Data Cleaning & Data Integration

There is no clear boundary between data cleaning and integration. Even though our work addresses both, for brevity, below we will just discuss data integration (DI). Much of the discussion however apply to data cleaning as well.

Overall Agenda

DI has been a long-standing challenge for the data management community. Our work explores new ways to do DI research, build systems, educate students, and do outreach. It also seeks to create a "virtuous cycle" for DI.

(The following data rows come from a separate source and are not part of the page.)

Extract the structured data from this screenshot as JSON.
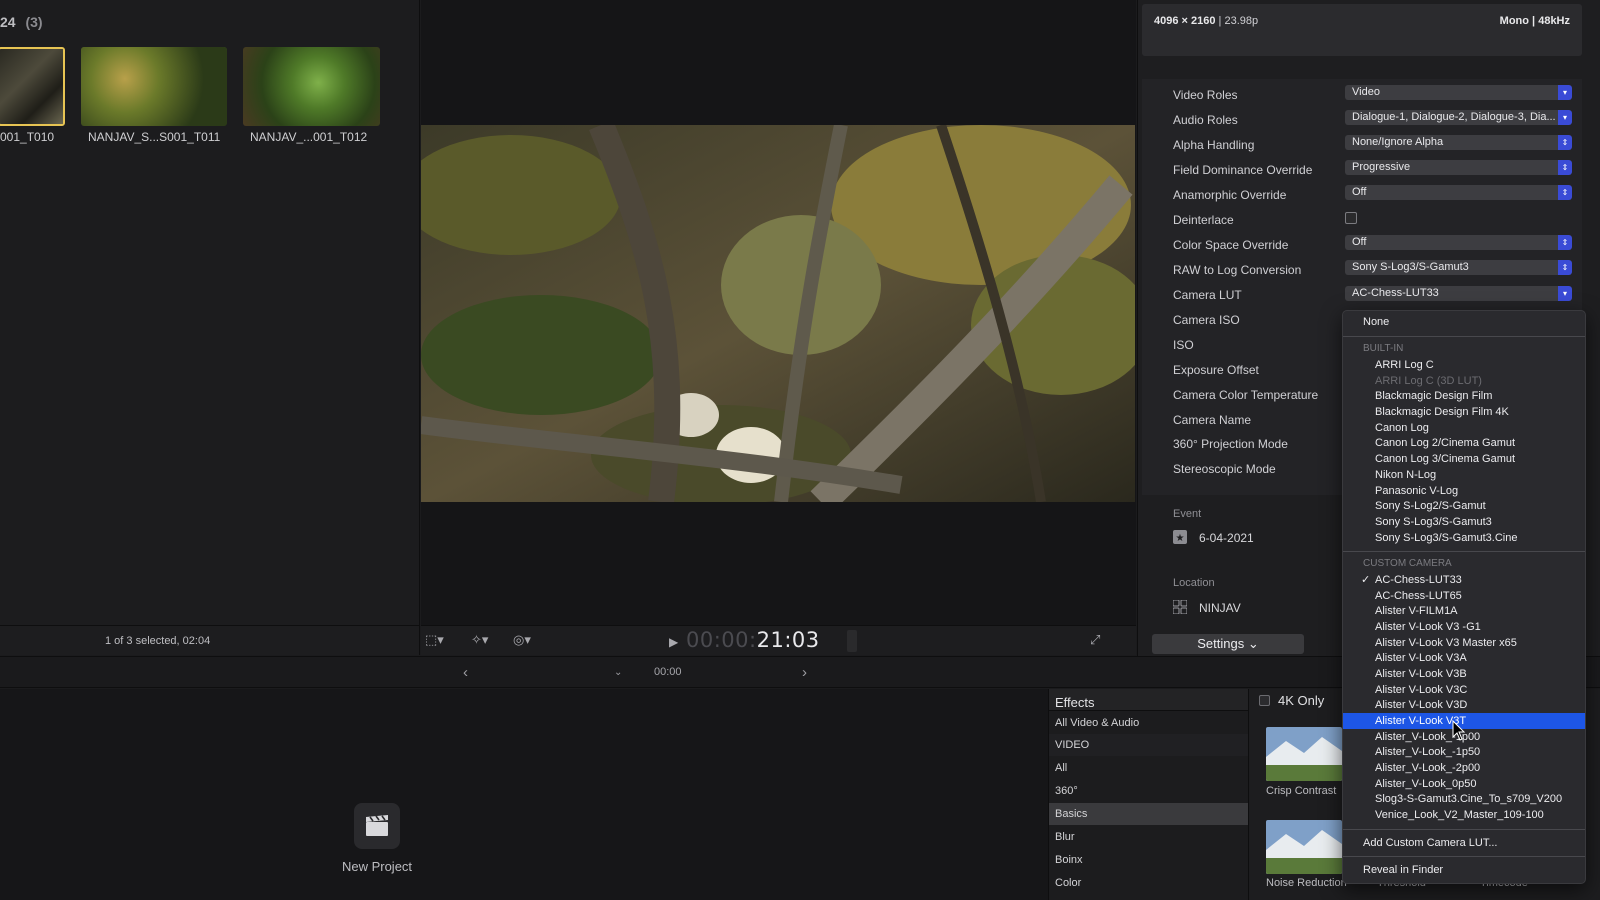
{
  "browser": {
    "header_num": "24",
    "header_count": "(3)",
    "clips": [
      {
        "label": "001_T010"
      },
      {
        "label": "NANJAV_S...S001_T011"
      },
      {
        "label": "NANJAV_...001_T012"
      }
    ],
    "status": "1 of 3 selected, 02:04"
  },
  "viewer": {
    "timecode_dim": "00:00:",
    "timecode_main": "21:03"
  },
  "timeline": {
    "time": "00:00"
  },
  "inspector": {
    "resolution": "4096 × 2160",
    "framerate": "23.98p",
    "audio_channels": "Mono",
    "audio_rate": "48kHz",
    "rows": [
      {
        "label": "Video Roles",
        "value": "Video"
      },
      {
        "label": "Audio Roles",
        "value": "Dialogue-1, Dialogue-2, Dialogue-3, Dia..."
      },
      {
        "label": "Alpha Handling",
        "value": "None/Ignore Alpha"
      },
      {
        "label": "Field Dominance Override",
        "value": "Progressive"
      },
      {
        "label": "Anamorphic Override",
        "value": "Off"
      },
      {
        "label": "Deinterlace",
        "value": ""
      },
      {
        "label": "Color Space Override",
        "value": "Off"
      },
      {
        "label": "RAW to Log Conversion",
        "value": "Sony S-Log3/S-Gamut3"
      },
      {
        "label": "Camera LUT",
        "value": "AC-Chess-LUT33"
      },
      {
        "label": "Camera ISO",
        "value": ""
      },
      {
        "label": "ISO",
        "value": ""
      },
      {
        "label": "Exposure Offset",
        "value": ""
      },
      {
        "label": "Camera Color Temperature",
        "value": ""
      },
      {
        "label": "Camera Name",
        "value": ""
      },
      {
        "label": "360° Projection Mode",
        "value": ""
      },
      {
        "label": "Stereoscopic Mode",
        "value": ""
      }
    ],
    "event_label": "Event",
    "event_value": "6-04-2021",
    "location_label": "Location",
    "location_value": "NINJAV",
    "settings_button": "Settings"
  },
  "lut_menu": {
    "none": "None",
    "builtin_header": "BUILT-IN",
    "builtin": [
      "ARRI Log C",
      "ARRI Log C (3D LUT)",
      "Blackmagic Design Film",
      "Blackmagic Design Film 4K",
      "Canon Log",
      "Canon Log 2/Cinema Gamut",
      "Canon Log 3/Cinema Gamut",
      "Nikon N-Log",
      "Panasonic V-Log",
      "Sony S-Log2/S-Gamut",
      "Sony S-Log3/S-Gamut3",
      "Sony S-Log3/S-Gamut3.Cine"
    ],
    "custom_header": "CUSTOM CAMERA",
    "custom": [
      "AC-Chess-LUT33",
      "AC-Chess-LUT65",
      "Alister V-FILM1A",
      "Alister V-Look V3 -G1",
      "Alister V-Look V3 Master x65",
      "Alister V-Look V3A",
      "Alister V-Look V3B",
      "Alister V-Look V3C",
      "Alister V-Look V3D",
      "Alister V-Look V3T",
      "Alister_V-Look_-1p00",
      "Alister_V-Look_-1p50",
      "Alister_V-Look_-2p00",
      "Alister_V-Look_0p50",
      "Slog3-S-Gamut3.Cine_To_s709_V200",
      "Venice_Look_V2_Master_109-100"
    ],
    "add": "Add Custom Camera LUT...",
    "reveal": "Reveal in Finder"
  },
  "effects": {
    "title": "Effects",
    "items": [
      "All Video & Audio",
      "VIDEO",
      "All",
      "360°",
      "Basics",
      "Blur",
      "Boinx",
      "Color"
    ],
    "only_4k": "4K Only",
    "thumbs": [
      "Crisp Contrast",
      "Noise Reduction",
      "Threshold",
      "Timecode"
    ]
  },
  "new_project": "New Project",
  "colors": {
    "accent": "#1d56e6",
    "selection": "#e7c453",
    "popup_arrow": "#3a4bd6"
  }
}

Research: Current DI work, with some notable exceptions, studies only a few well-known steps in the DI process, and focuses on developing algorithmic solutions for these steps. For example, for entity matching, most current works study only the blocking and matching steps, and develop increasingly complex algorithmic solutions. Our work however argues that the DI process often involves many other "pain points". Accordingly, we propose a new research style in which we would

    • develop a step-by-step how-to guide that a user can use to execute the end-to-end DI process,

    • examine the guide to identify all pain points (not just those that are currently well-known), then

    • develop solutions and tools for the pain points.

For example, an end-to-end DI problem could be "given these two tables, perform entity matching with precision and recall of at least 90%". A how-to guide for this problem involves steps such as blocking, taking a sample, labeling the sample, selecting and training a good matcher, debugging the accuracy, cleaning, etc. Many of these steps are highly challenging and are true pain points in practice, but have received little attention today. Our work found that solving these pain points is critical for developing practical DI tools, and that addressing them raises many research challenges.

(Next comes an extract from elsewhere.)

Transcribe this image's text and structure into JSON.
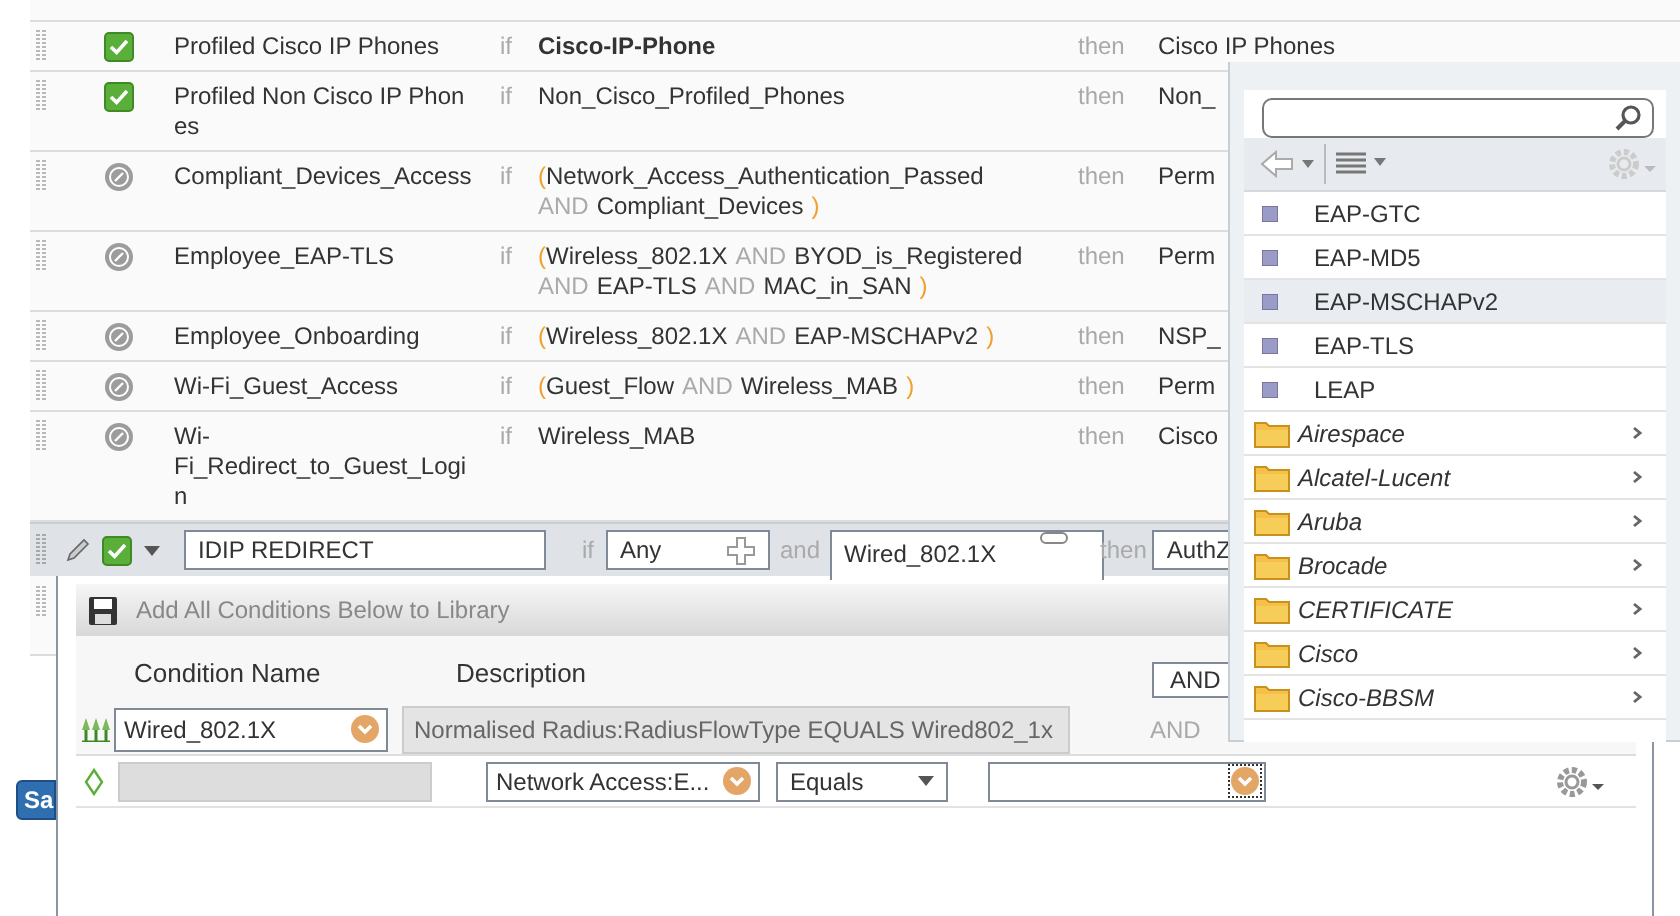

System Building: Our work introduces a new way to build DI systems. Most current DI systems are built as stand-alone monolithic systems, which are very difficult to extend, customize, and combine. We observe that many DI steps essentially perform data analysis, i.e., data science tasks, and that there exist already vibrant ecosystems of open-source data science tools (e.g., those in Python and R), which are being used heavily by data scientists to solve these tasks. Thus, we propose to develop DI tools within such data science ecosystems. This way, the DI tools can easily exploit other tools in the ecosystems, and at the same time make such ecosystems better at solving DI problems.

Compared to current system building practices, this is different in two ways. First, it suggests that instead of building isolated stand-alone systems for DI (the way we built RDBMSs for relational data management), we should focus on building ecosystems of tools. Second, it suggests that researchers working on DI in our community should "connect" with the vibrant and expanding ecosystems of open-source data science tools and build our DI tools directly into those ecosystems.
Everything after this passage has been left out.